Pérez Castro was murdered on 8 July as she left the offices of Atenea del Mar, her seafood company, by three men who fired 36 bullets at her car, hitting her several times in the chest and head, ZETA Investigations reported. The Baja California State Attorney General's Office continues to investigate, but has not released additional information since 10 July, when it released a list of four possible motives for the crime, according to El Sol de Tijuana.

“Two months with no one in prison,” CeDePesca Executive Director Ernesto Godelman said in a statement. “Impunity cannot be allowed to win. It is unacceptable that citizens who live and work honestly are prisoners of fear while the murderers walk free.”

Godelman said his organization will continue to make a public demand for justice on the eighth day of every month to “not let anyone forget this vile murder and the need for it to be punished in an exemplary manner.”

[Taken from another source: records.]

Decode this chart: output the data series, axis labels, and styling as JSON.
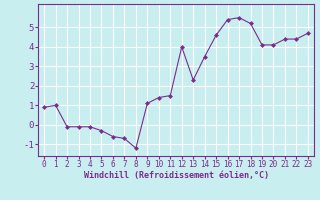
{
  "x": [
    0,
    1,
    2,
    3,
    4,
    5,
    6,
    7,
    8,
    9,
    10,
    11,
    12,
    13,
    14,
    15,
    16,
    17,
    18,
    19,
    20,
    21,
    22,
    23
  ],
  "y": [
    0.9,
    1.0,
    -0.1,
    -0.1,
    -0.1,
    -0.3,
    -0.6,
    -0.7,
    -1.2,
    1.1,
    1.4,
    1.5,
    4.0,
    2.3,
    3.5,
    4.6,
    5.4,
    5.5,
    5.2,
    4.1,
    4.1,
    4.4,
    4.4,
    4.7
  ],
  "line_color": "#7b2d8b",
  "marker": "D",
  "marker_size": 2.0,
  "line_width": 0.8,
  "bg_color": "#c8eef0",
  "grid_color": "#ffffff",
  "xlabel": "Windchill (Refroidissement éolien,°C)",
  "xlabel_color": "#7b2d8b",
  "xlabel_fontsize": 6.0,
  "tick_color": "#7b2d8b",
  "tick_fontsize": 5.5,
  "ytick_fontsize": 6.5,
  "ylim": [
    -1.6,
    6.2
  ],
  "xlim": [
    -0.5,
    23.5
  ],
  "yticks": [
    -1,
    0,
    1,
    2,
    3,
    4,
    5
  ],
  "xticks": [
    0,
    1,
    2,
    3,
    4,
    5,
    6,
    7,
    8,
    9,
    10,
    11,
    12,
    13,
    14,
    15,
    16,
    17,
    18,
    19,
    20,
    21,
    22,
    23
  ]
}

“Once again, we call on Mexican authorities and representations at all levels to be proactive in the enquiry and to produce results, to find those responsible for this brutal crime and put them in prison,” he said.

Pérez Castro was shot dead in Ensenada, Mexico, hours after publicly decrying increasingly common incidents of extortion and attempts by organized criminal gangs to charge illegal fees in exchange for “protection.”

Pérez Castro had also been outspoken in calling on Mexican authorities to do more to stop illegal fishing.

“Federal and state authorities cannot surrender to these criminal gangs and must reestablish state power, protecting people who want to work and live decently,” Godelman said.

A plethora of seafood industry leaders have joined the call for justice and are pushing the U.S. seafood industry to demand greater transparency and due diligence for seafood originating from the Baja California region of Mexico.

Several of Castro’s colleagues in Mexico’s seafood industry told SeafoodSource they are doubtful her murder will be solved but said they hope that her story will bring more attention to the problems she called out that are impacting the industry and the livelihoods of seafood producers, processors, and suppliers in Mexico.

Sustainable Fisheries Partnership Supply Chain Roundtables Director Megan Westmeyer said, ultimately, it will be up to the Mexican government to solve the problems highlighted by Pérez Castro prior to her death.

“The real solution – not an easy one but the only real one – is for Mexico's new administration to first root out the corrupt actors within their own government and then truly start fighting back against organized crime.” Westmeyer said.